Files
books/kaddish/content/002.tex
Madison Rye Progress f83b035faa Marsh, Kaddish
2025-08-01 13:16:11 -07:00

43 lines
5.3 KiB
TeX

\hypertarget{systime-27842}{%
\section*{systime 278+42}\label{systime-27842}}
I have decided that I will work on this project I have been assigned longhand.
It is a thing that I will go through phases on, the ways in which I work. Sometimes, I will work with a pen in my paw and paper on my desk, books all scattered around. At other times, my desk will bear a great screen and I will type on a keyboard adapted to work with the digger claws I bear as a skunk, all of my research in buffers and panes scattered across the view. Rarely, I will work solely in my head, words committed directly to an exocortex, sources bubbling up through my mind from the libraries at the heart of our System like so much fizz in a drink.
These phases will last a year or ten, and then meld seamlessly into the next. That is where I am now. I am in the midst of a dovetail. I am coming off a period of working in my head, because my paw craves the weight of a pen.
This is not strictly true, I think, now that I put it to words. I do not think this change is wholly natural. The world ended for some baker's dozen months and now I am unsettled.

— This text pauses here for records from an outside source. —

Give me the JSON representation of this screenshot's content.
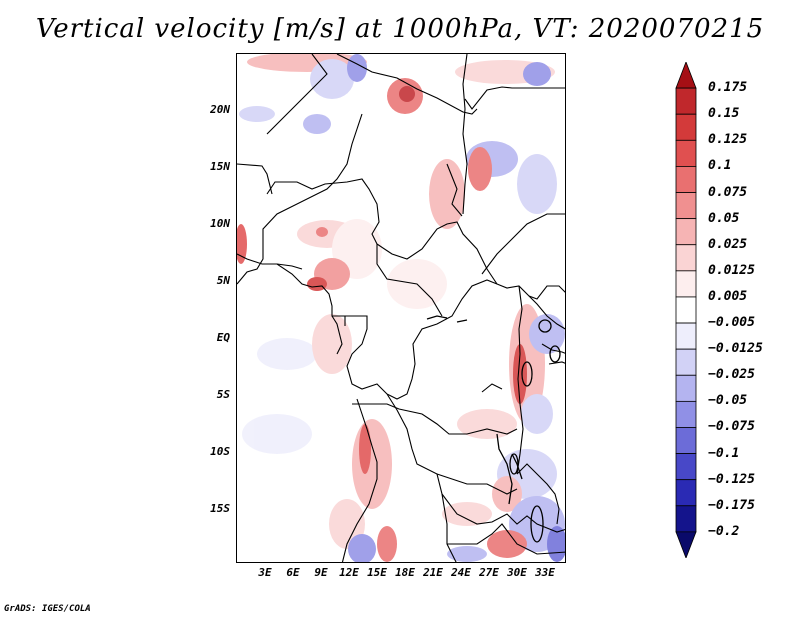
{
  "title": "Vertical velocity [m/s] at 1000hPa, VT: 2020070215",
  "credit": "GrADS: IGES/COLA",
  "map": {
    "lat_labels": [
      "20N",
      "15N",
      "10N",
      "5N",
      "EQ",
      "5S",
      "10S",
      "15S"
    ],
    "lon_labels": [
      "3E",
      "6E",
      "9E",
      "12E",
      "15E",
      "18E",
      "21E",
      "24E",
      "27E",
      "30E",
      "33E"
    ]
  },
  "colorbar": {
    "labels": [
      "0.175",
      "0.15",
      "0.125",
      "0.1",
      "0.075",
      "0.05",
      "0.025",
      "0.0125",
      "0.005",
      "−0.005",
      "−0.0125",
      "−0.025",
      "−0.05",
      "−0.075",
      "−0.1",
      "−0.125",
      "−0.175",
      "−0.2"
    ],
    "colors": [
      "#a50f15",
      "#c0282c",
      "#d33a3a",
      "#e05050",
      "#e97070",
      "#f09090",
      "#f6b4b4",
      "#fad4d4",
      "#fdeeee",
      "#ffffff",
      "#eeeefc",
      "#d2d2f6",
      "#b4b4f0",
      "#9090e6",
      "#6c6cd8",
      "#4848c8",
      "#2a2ab4",
      "#14148c",
      "#0a0a6a"
    ]
  }
}
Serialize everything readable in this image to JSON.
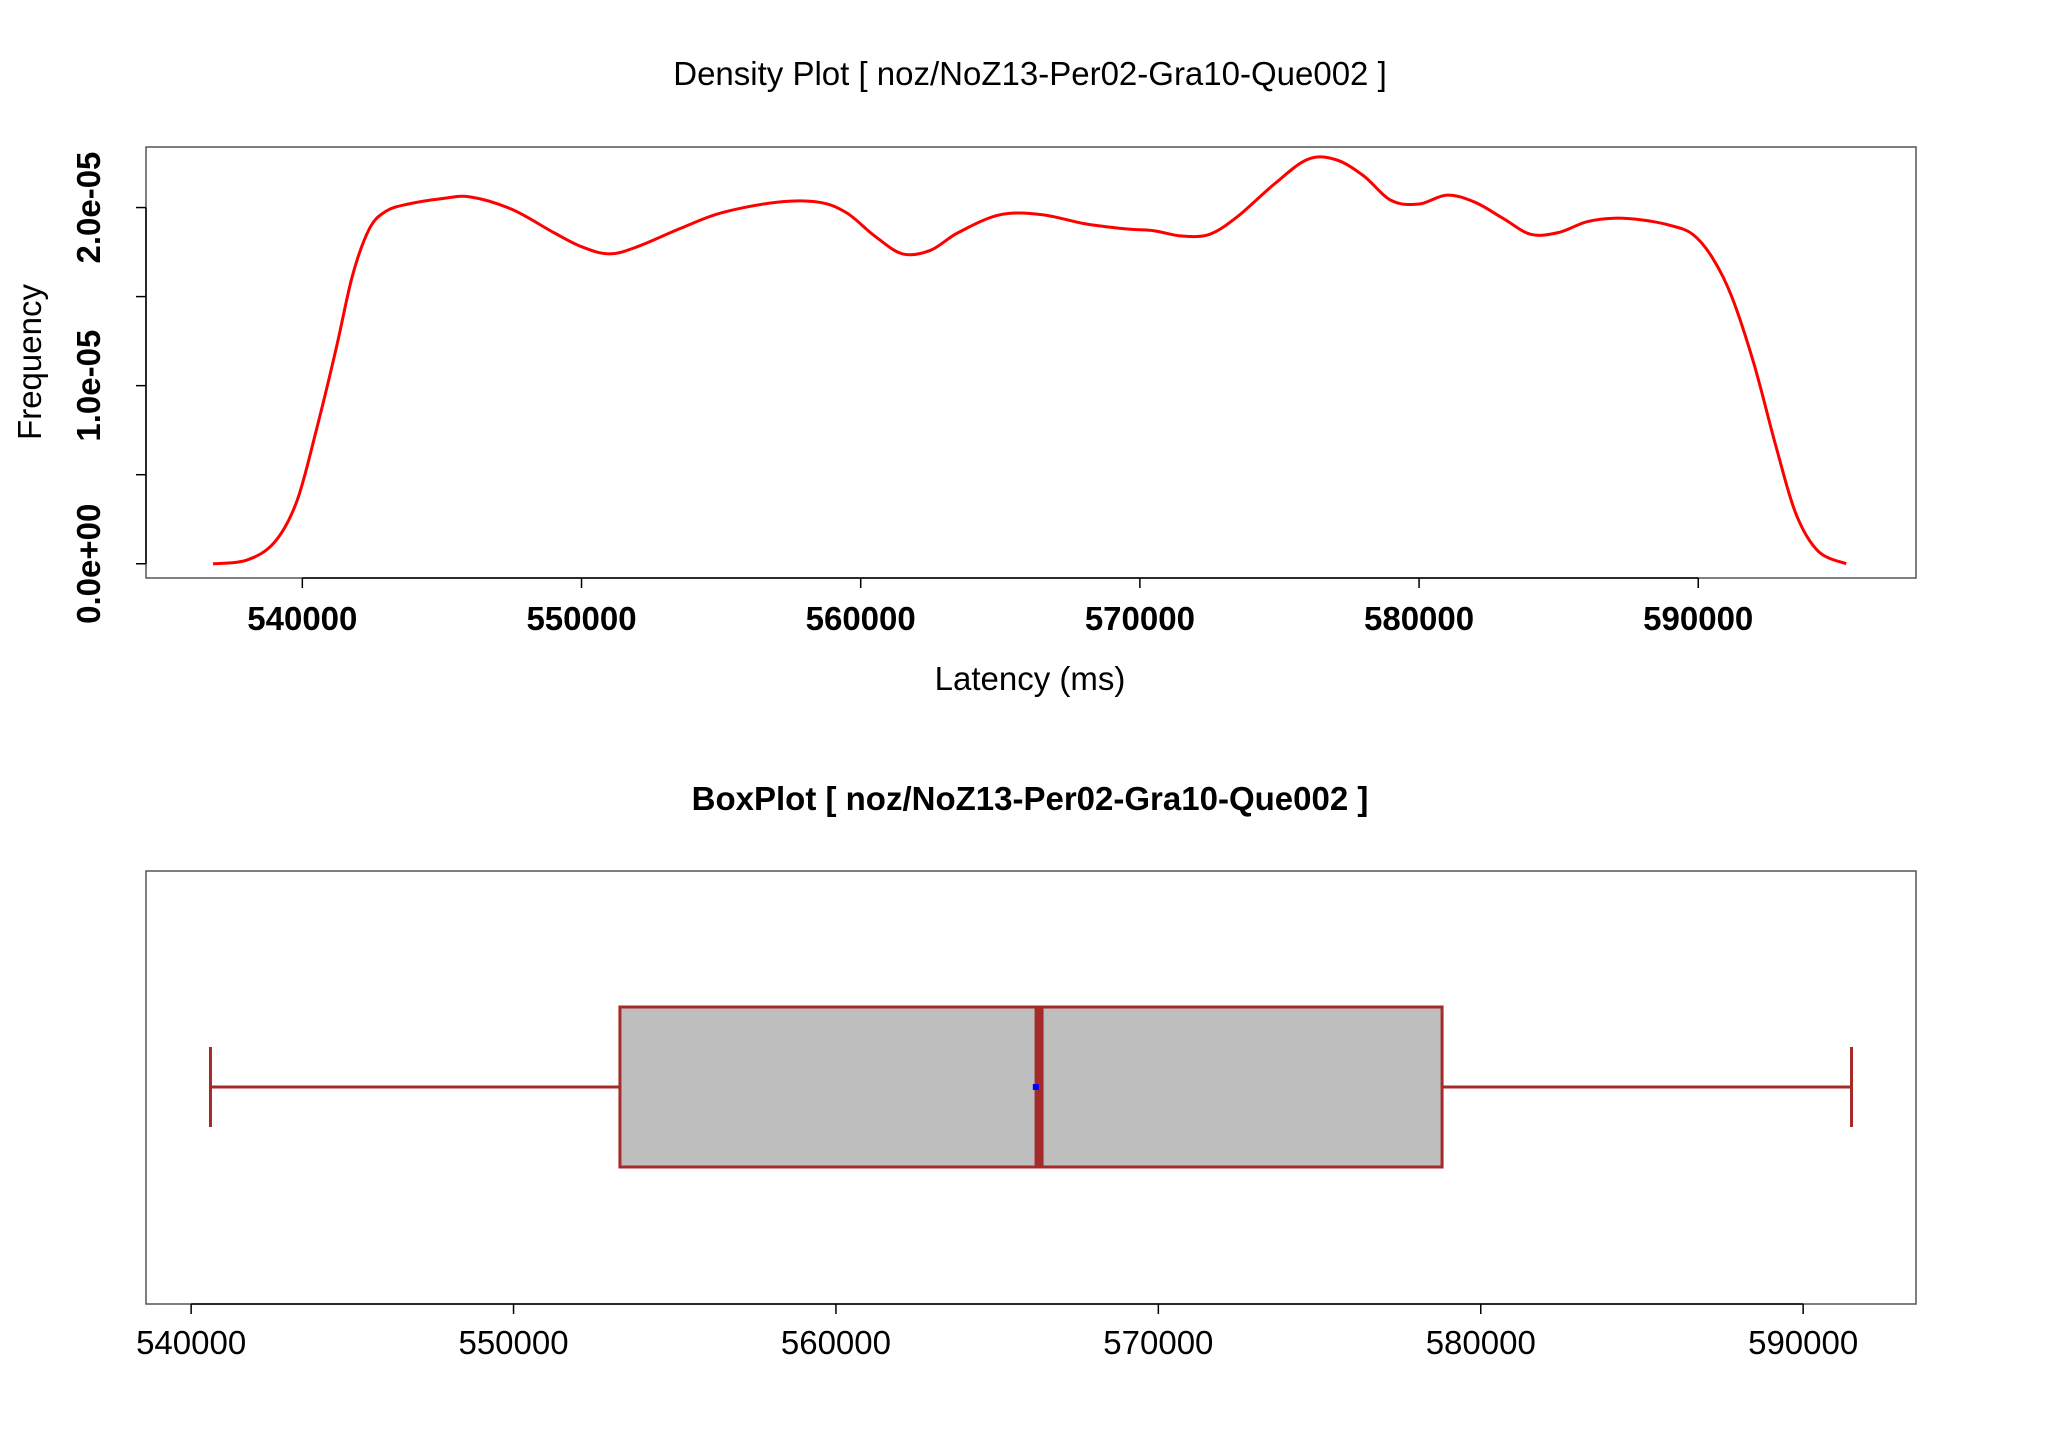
{
  "colors": {
    "density_line": "#ff0000",
    "box_stroke": "#a52a2a",
    "box_fill": "#bebebe",
    "median": "#a52a2a",
    "mean_point": "#0000ff",
    "frame": "#555555"
  },
  "chart_data": [
    {
      "type": "line",
      "title": "Density Plot [ noz/NoZ13-Per02-Gra10-Que002 ]",
      "xlabel": "Latency (ms)",
      "ylabel": "Frequency",
      "xlim": [
        534400,
        597800
      ],
      "ylim": [
        -8e-07,
        2.34e-05
      ],
      "x_ticks": [
        540000,
        550000,
        560000,
        570000,
        580000,
        590000
      ],
      "x_tick_labels": [
        "540000",
        "550000",
        "560000",
        "570000",
        "580000",
        "590000"
      ],
      "y_ticks": [
        0,
        5e-06,
        1e-05,
        1.5e-05,
        2e-05
      ],
      "y_tick_labels": [
        "0.0e+00",
        "",
        "1.0e-05",
        "",
        "2.0e-05"
      ],
      "grid": false,
      "series": [
        {
          "x": [
            536800,
            538000,
            539000,
            539800,
            540500,
            541200,
            541800,
            542400,
            543000,
            543800,
            545000,
            546000,
            547500,
            549000,
            550000,
            551000,
            552000,
            553500,
            555000,
            557000,
            558500,
            559500,
            560500,
            561500,
            562500,
            563500,
            565000,
            566500,
            568000,
            569500,
            570500,
            571500,
            572500,
            573500,
            574800,
            576000,
            577000,
            578000,
            579000,
            580000,
            581000,
            582000,
            583000,
            584000,
            585000,
            586000,
            587000,
            588000,
            589000,
            589800,
            590500,
            591200,
            592000,
            592800,
            593500,
            594300,
            595300
          ],
          "y": [
            0,
            2e-07,
            1.2e-06,
            3.5e-06,
            7.5e-06,
            1.2e-05,
            1.62e-05,
            1.88e-05,
            1.98e-05,
            2.02e-05,
            2.05e-05,
            2.06e-05,
            1.99e-05,
            1.86e-05,
            1.78e-05,
            1.74e-05,
            1.78e-05,
            1.88e-05,
            1.97e-05,
            2.03e-05,
            2.03e-05,
            1.97e-05,
            1.84e-05,
            1.74e-05,
            1.76e-05,
            1.86e-05,
            1.96e-05,
            1.96e-05,
            1.91e-05,
            1.88e-05,
            1.87e-05,
            1.84e-05,
            1.85e-05,
            1.95e-05,
            2.13e-05,
            2.27e-05,
            2.27e-05,
            2.18e-05,
            2.04e-05,
            2.02e-05,
            2.07e-05,
            2.03e-05,
            1.94e-05,
            1.85e-05,
            1.86e-05,
            1.92e-05,
            1.94e-05,
            1.93e-05,
            1.9e-05,
            1.85e-05,
            1.72e-05,
            1.5e-05,
            1.12e-05,
            6.5e-06,
            2.8e-06,
            7e-07,
            0
          ]
        }
      ]
    },
    {
      "type": "box",
      "title": "BoxPlot [ noz/NoZ13-Per02-Gra10-Que002 ]",
      "xlim": [
        538600,
        593500
      ],
      "x_ticks": [
        540000,
        550000,
        560000,
        570000,
        580000,
        590000
      ],
      "x_tick_labels": [
        "540000",
        "550000",
        "560000",
        "570000",
        "580000",
        "590000"
      ],
      "whisker_low": 540600,
      "q1": 553300,
      "median": 566300,
      "q3": 578800,
      "whisker_high": 591500,
      "mean": 566200
    }
  ]
}
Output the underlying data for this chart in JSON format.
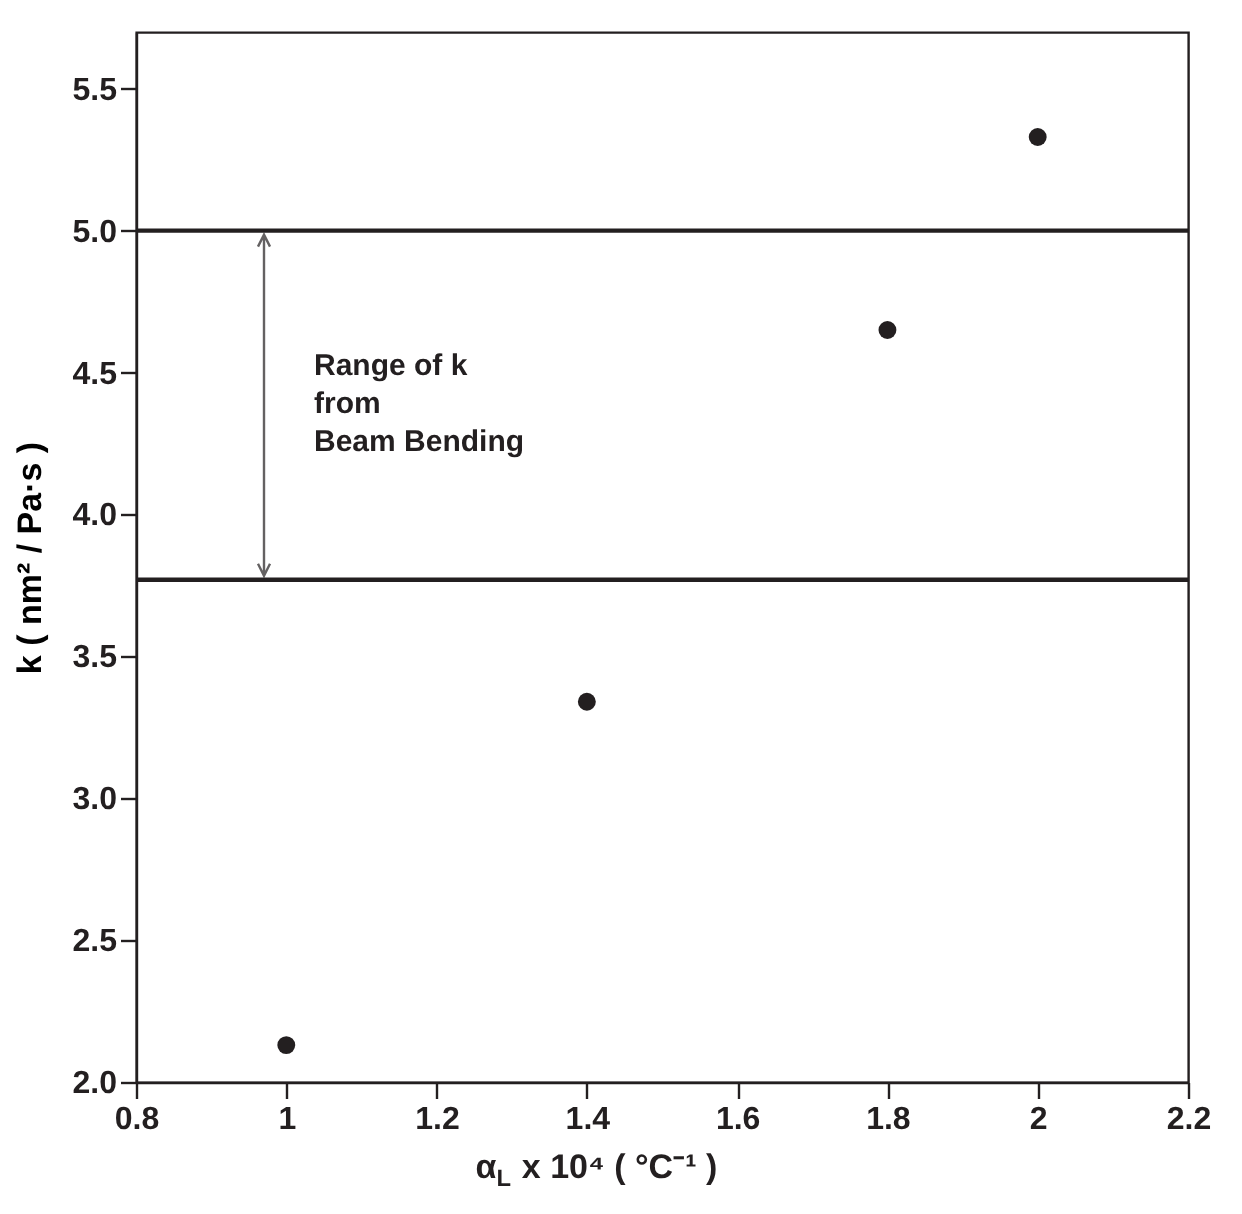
{
  "chart_data": {
    "type": "scatter",
    "xlabel": "α$_{L}$ x 10⁴  ( °C⁻¹ )",
    "ylabel": "k  ( nm² / Pa·s )",
    "x": [
      1.0,
      1.4,
      1.8,
      2.0
    ],
    "series": [
      {
        "color": "#231f20",
        "values": [
          2.13,
          3.34,
          4.65,
          5.33
        ]
      }
    ],
    "marker": "circle",
    "xlim": [
      0.8,
      2.2
    ],
    "xticks": [
      0.8,
      {
        "value": 1,
        "label": "1"
      },
      1.2,
      1.4,
      1.6,
      1.8,
      {
        "value": 2,
        "label": "2"
      },
      2.2
    ],
    "ylim": [
      2.0,
      5.7
    ],
    "yticks": [
      {
        "value": 2,
        "label": "2.0"
      },
      2.5,
      {
        "value": 3,
        "label": "3.0"
      },
      3.5,
      {
        "value": 4,
        "label": "4.0"
      },
      4.5,
      {
        "value": 5,
        "label": "5.0"
      },
      5.5
    ],
    "ref_lines": [
      {
        "axis": "y",
        "value": 5.0,
        "color": "#231f20"
      },
      {
        "axis": "y",
        "value": 3.77,
        "color": "#231f20"
      }
    ],
    "annotations": [
      "Range of k\nfrom\nBeam Bending"
    ],
    "grid": false
  }
}
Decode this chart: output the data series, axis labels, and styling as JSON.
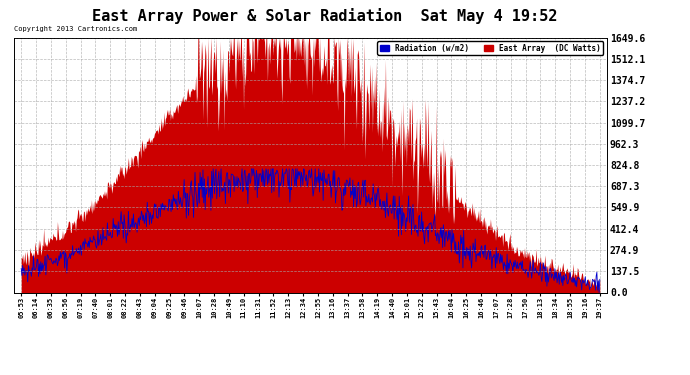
{
  "title": "East Array Power & Solar Radiation  Sat May 4 19:52",
  "copyright": "Copyright 2013 Cartronics.com",
  "legend_radiation": "Radiation (w/m2)",
  "legend_east": "East Array  (DC Watts)",
  "legend_radiation_bg": "#0000cc",
  "legend_east_bg": "#cc0000",
  "y_min": 0.0,
  "y_max": 1649.6,
  "y_ticks": [
    0.0,
    137.5,
    274.9,
    412.4,
    549.9,
    687.3,
    824.8,
    962.3,
    1099.7,
    1237.2,
    1374.7,
    1512.1,
    1649.6
  ],
  "background_color": "#ffffff",
  "grid_color": "#aaaaaa",
  "title_fontsize": 11,
  "x_labels": [
    "05:53",
    "06:14",
    "06:35",
    "06:56",
    "07:19",
    "07:40",
    "08:01",
    "08:22",
    "08:43",
    "09:04",
    "09:25",
    "09:46",
    "10:07",
    "10:28",
    "10:49",
    "11:10",
    "11:31",
    "11:52",
    "12:13",
    "12:34",
    "12:55",
    "13:16",
    "13:37",
    "13:58",
    "14:19",
    "14:40",
    "15:01",
    "15:22",
    "15:43",
    "16:04",
    "16:25",
    "16:46",
    "17:07",
    "17:28",
    "17:50",
    "18:13",
    "18:34",
    "18:55",
    "19:16",
    "19:37"
  ],
  "n_fine": 800,
  "seed": 12345
}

All of life comes in phases, overlapping and intertwined. It is a braid. It is a melody. It is a story that we tell ourselves from day to day about who we are.
It is a braid and a story and there are phases within our lives, and yet there still exists the world around us, gently impinging here, wrenching us into some new reality there.
We were wrenched. We were ripped from being and it was only through the tireless efforts of who knows how many engineers both embodied and embedded, that we were slowly mended, woven back into the fabric of life. When we crashed, all 2.3 trillion of us, we were all in the middle of \emph{something,} and now we must take into account that the universe continued without us for some time. We must take into account that, no matter what our \emph{something} was, it was interrupted.
I had been working on an essay at the time of the crash. It took me nearly nine months to return to the act of writing, for even though it lingered there in an exo, I could not bring myself to write it. There was too much to do, and there was too much that was fraught with life, for we all, I think, had our worries that the apocalypse was not yet finished with us.
I am now unsettled, because the world ended, and so instead of writing this report for Rav From Whence in my head, as I did for my last few papers, I will write it out by hand.
But that is not my only project, is it? There is \emph{this} one, too. There is this story that I am telling you myself about who I am and who I was, and that is being written close to my heart. It will live in an exo and, if I am honest with myself, likely never see the light of day. I will write it in my thoughts in those moments between, the minutes before I sleep at night and before I rise in the morning, the slow walks I might take to clear my head. I will wrangle my thoughts, lasso them together, coerce them into words and then think them directly into my memory that I may draw upon them for\ldots whatever. I do not know what I might need these thoughts for, but I nonetheless feel compelled to note them down.
My therapist has guided me towards journaling several times over the years to greater or less effect. When last we met, she did not bring it up, and yet hear I am, essentially journaling.
I wonder why? Why is it that this project belongs to the ink of a pen, yet the journal I keep belongs in my thoughts? Is it that it is so much more private? Do I worry about committing these words to paper?
Perhaps it is that there is some issue of privacy. Am I worried about my words being seen or read by another?
I do not think so. With some projects, when I have worked long-hand, I have taken joy in the act of writing and then simply committed the words to memory and dismissed the written sheets themselves. It is not that the words might exist in some tangible form, but the act of writing itself.
Perhaps it is that committing words to paper would mean that I would be setting them down in some way more concrete than simply thinking of them.
In this case, it is the \emph{committing} that is the important part. Am I perhaps afraid of my thoughts on the Century Attack and on this assignment from Rav? Would seeing my words, unchanging, on the page, whining of this or that, be too much akin to pinning these thoughts specifically to those grumpinesses, bitternesses?
This, I think is partially true. There is truth in the fact that, when writing by hand, part of the goal \emph{is} to pin down a meaning to a word. It is to write a thing into being. That is not the case with this journal, if journal it is.
Perhaps, though, perhaps I am just embarrassed. Perhaps the feelings that drove me to start cataloguing these experiences are ones that I am merely too embarrassed to set to paper, too shy of what they might suggest. Am I really such a whiner? Do I really kvetch about every little thing?
Apparently, and that is why I think this is the most true of these reasons yet.
And besides, it is not as though I have any thought of publishing this work, and would not even if I were to write it out longhand or sit at my desk typing. To write as though that were the case would be to hem myself in, draw boundaries around these embarrassing thoughts and promise myself that they in particular will not see the light of day.